一例として、紀元前1700年頃?に誕生した戦車技術がある。馬に車を引かせ戦力化する手法により、メソポタミア、エジプト、クレタ、インド、中国、etcが席巻された。

機動力の高い戦車を作るためには莫大な費用が必要であり、巨大帝国が形成される。

中国における殷王朝は、紀元前1525年~紀元前1028年に誕生したとされるが、戦車戦術を活用したかもしれない。同時期に発生したミュケナイ人のギリシャ、アーリア人のインドも同様の事象?

紀元前1200年頃に鉄器が普及し始めると状況は変わる。紀元前1200年~紀元前1000年頃に各地で鉄器を使用する蛮族の侵入が発生。蛮族の共同体が鉄器の一般化により、強大な戦士集団となる。

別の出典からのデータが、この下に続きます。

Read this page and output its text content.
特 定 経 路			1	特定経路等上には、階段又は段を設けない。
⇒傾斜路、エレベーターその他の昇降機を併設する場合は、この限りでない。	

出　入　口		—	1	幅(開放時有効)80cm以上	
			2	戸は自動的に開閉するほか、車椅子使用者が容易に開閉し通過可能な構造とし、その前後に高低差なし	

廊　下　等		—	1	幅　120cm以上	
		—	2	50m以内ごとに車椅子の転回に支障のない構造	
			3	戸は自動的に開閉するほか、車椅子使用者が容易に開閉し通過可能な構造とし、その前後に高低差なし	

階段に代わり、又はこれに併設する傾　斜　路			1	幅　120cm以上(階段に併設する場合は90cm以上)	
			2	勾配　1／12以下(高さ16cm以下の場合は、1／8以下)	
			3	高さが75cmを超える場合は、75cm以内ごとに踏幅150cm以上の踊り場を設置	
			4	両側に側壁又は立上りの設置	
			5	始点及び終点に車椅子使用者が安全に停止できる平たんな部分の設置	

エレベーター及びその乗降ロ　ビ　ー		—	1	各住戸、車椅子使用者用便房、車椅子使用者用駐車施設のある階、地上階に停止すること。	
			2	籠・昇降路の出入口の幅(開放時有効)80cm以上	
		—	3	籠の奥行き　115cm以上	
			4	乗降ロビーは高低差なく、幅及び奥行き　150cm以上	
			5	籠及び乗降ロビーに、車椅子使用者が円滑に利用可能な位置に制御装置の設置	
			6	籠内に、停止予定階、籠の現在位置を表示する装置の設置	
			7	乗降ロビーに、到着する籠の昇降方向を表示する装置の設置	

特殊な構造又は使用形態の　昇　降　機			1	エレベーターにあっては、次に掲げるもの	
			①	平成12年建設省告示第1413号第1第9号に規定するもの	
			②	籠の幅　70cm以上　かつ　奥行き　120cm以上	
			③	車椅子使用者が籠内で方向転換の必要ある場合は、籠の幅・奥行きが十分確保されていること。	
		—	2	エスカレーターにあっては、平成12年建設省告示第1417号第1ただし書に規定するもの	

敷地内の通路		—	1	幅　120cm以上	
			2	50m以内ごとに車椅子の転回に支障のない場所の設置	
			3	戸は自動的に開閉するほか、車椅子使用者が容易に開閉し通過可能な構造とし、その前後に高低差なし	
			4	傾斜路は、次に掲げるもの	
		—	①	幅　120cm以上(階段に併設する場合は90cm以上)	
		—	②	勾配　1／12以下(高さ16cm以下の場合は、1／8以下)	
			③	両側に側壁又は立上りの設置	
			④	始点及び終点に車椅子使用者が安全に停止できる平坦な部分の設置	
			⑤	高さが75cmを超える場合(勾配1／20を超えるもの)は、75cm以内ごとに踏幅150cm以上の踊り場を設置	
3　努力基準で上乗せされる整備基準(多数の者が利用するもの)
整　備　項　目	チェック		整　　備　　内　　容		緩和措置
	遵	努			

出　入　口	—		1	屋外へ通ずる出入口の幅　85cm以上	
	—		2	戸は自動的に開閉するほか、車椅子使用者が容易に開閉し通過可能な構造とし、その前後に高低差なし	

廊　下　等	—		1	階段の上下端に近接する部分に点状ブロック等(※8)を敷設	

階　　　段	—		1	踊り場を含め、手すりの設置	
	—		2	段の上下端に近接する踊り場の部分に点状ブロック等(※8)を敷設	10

その後、有効な技術が開発される度に一般化と特殊化を繰り返す事になる。支配者は代わるが、統治手段は変化しない?

************

古代人達は、自然現象を人間のように解釈したのでなく、古代人が自然現象を理解するために構築された概念が人間理解に利用されたと感じる。現代人が『人間』を理解する方法論は、古代人による自然理解を無自覚に流用している?

僕は、自分が他人と意思疎通が出来ると思っている。他人に問い掛け、予兆を受け取る。自分の行動により相手に影響を与える事になっているし、予想通りの事象が発生しなかった場合、自らの行動が影響した事になり、予期せぬ事象は相手が知らせなかったからと解釈する。

あまりに当たり前な理解だが、おそらく間違っている。

社会や人間を理解する全く異なる体系があると信じている。